Risikogeneigte Dienstleistungs- und Industrieunternehmen etablieren in ihren Organisationsstrukturen zunehmend systematische Präventionsmaßnahmen, die ein Höchstmaß an Sicherheit garantieren sollen. Betriebe, die in ihren Leistungsprozessen eine maximale Zuverlässigkeit aufweisen, werden international als High Reliability Organisation (HRO) bezeichnet.

In Deutschland sprechen wir von Hochleistungs- oder Hochzuverlässigkeitsunternehmen.
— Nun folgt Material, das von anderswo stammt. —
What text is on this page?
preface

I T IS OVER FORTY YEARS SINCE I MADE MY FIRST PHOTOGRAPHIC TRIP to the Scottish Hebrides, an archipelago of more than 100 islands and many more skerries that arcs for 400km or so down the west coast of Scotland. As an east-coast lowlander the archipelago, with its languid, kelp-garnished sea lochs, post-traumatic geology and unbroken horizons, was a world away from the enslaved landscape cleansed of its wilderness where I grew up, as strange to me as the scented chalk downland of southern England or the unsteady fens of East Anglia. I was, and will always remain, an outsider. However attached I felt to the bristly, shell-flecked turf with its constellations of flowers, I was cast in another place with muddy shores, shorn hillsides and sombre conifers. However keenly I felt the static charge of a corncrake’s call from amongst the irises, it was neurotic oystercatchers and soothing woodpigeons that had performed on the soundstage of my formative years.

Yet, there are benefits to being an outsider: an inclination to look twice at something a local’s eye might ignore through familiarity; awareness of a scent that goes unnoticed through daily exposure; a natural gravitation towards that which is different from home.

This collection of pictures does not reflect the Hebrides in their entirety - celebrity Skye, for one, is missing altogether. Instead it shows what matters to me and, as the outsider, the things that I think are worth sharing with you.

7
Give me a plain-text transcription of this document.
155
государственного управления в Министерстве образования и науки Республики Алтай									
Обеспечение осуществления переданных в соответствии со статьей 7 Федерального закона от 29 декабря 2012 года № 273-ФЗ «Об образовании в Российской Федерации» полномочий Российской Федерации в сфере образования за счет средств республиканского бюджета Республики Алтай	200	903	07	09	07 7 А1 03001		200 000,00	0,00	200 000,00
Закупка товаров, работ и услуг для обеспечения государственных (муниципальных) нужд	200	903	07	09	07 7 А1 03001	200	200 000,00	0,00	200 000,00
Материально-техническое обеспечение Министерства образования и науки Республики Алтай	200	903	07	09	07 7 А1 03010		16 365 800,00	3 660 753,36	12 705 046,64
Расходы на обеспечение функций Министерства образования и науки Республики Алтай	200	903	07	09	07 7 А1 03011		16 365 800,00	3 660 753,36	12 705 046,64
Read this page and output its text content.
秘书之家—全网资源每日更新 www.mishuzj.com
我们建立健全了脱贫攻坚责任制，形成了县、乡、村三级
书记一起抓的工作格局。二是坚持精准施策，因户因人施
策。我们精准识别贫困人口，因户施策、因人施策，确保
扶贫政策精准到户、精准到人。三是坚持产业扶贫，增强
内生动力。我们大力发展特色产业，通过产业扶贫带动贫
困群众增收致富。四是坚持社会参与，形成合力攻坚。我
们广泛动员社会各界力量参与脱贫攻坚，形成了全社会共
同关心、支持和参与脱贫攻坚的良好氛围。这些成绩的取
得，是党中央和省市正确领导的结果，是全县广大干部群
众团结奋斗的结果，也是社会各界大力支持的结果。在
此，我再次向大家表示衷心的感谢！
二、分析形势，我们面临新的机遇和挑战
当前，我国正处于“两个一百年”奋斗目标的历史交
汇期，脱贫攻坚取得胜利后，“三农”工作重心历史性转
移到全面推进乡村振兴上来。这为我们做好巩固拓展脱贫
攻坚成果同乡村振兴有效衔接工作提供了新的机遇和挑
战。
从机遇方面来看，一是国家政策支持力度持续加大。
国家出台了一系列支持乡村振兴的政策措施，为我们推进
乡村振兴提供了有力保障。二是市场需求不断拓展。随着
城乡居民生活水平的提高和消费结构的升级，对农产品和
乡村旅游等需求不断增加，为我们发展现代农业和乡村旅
Beispiele sind kernenergietechnische Anlagen, Betriebe der petrochemischen Industrie sowie Militäreinrichtungen, aber auch kleinere organisatorische Einheiten wie Flugsicherungsdienste, Formel 1-Teams, Feuerwehren oder Notfallteams in Krankenhäusern.

Die Katastrophe von Fukushima im Jahr 2011 hat uns allerdings einmal mehr in aller Deutlichkeit gezeigt, dass auch einem Hochzuverlässigkeitsmanagement Grenzen gesetzt sind. Nicht alle Eventualitäten und Risiken lassen sich beherrschen – aber durchaus auf ein Minimum reduzieren. Besonders, wenn es um Menschen geht – im Krankenhaus um die Versorgung von Patienten und deren Erwartungen –, ist es daher unerlässlich, ein Höchstmaß an Sicherheit zu schaffen.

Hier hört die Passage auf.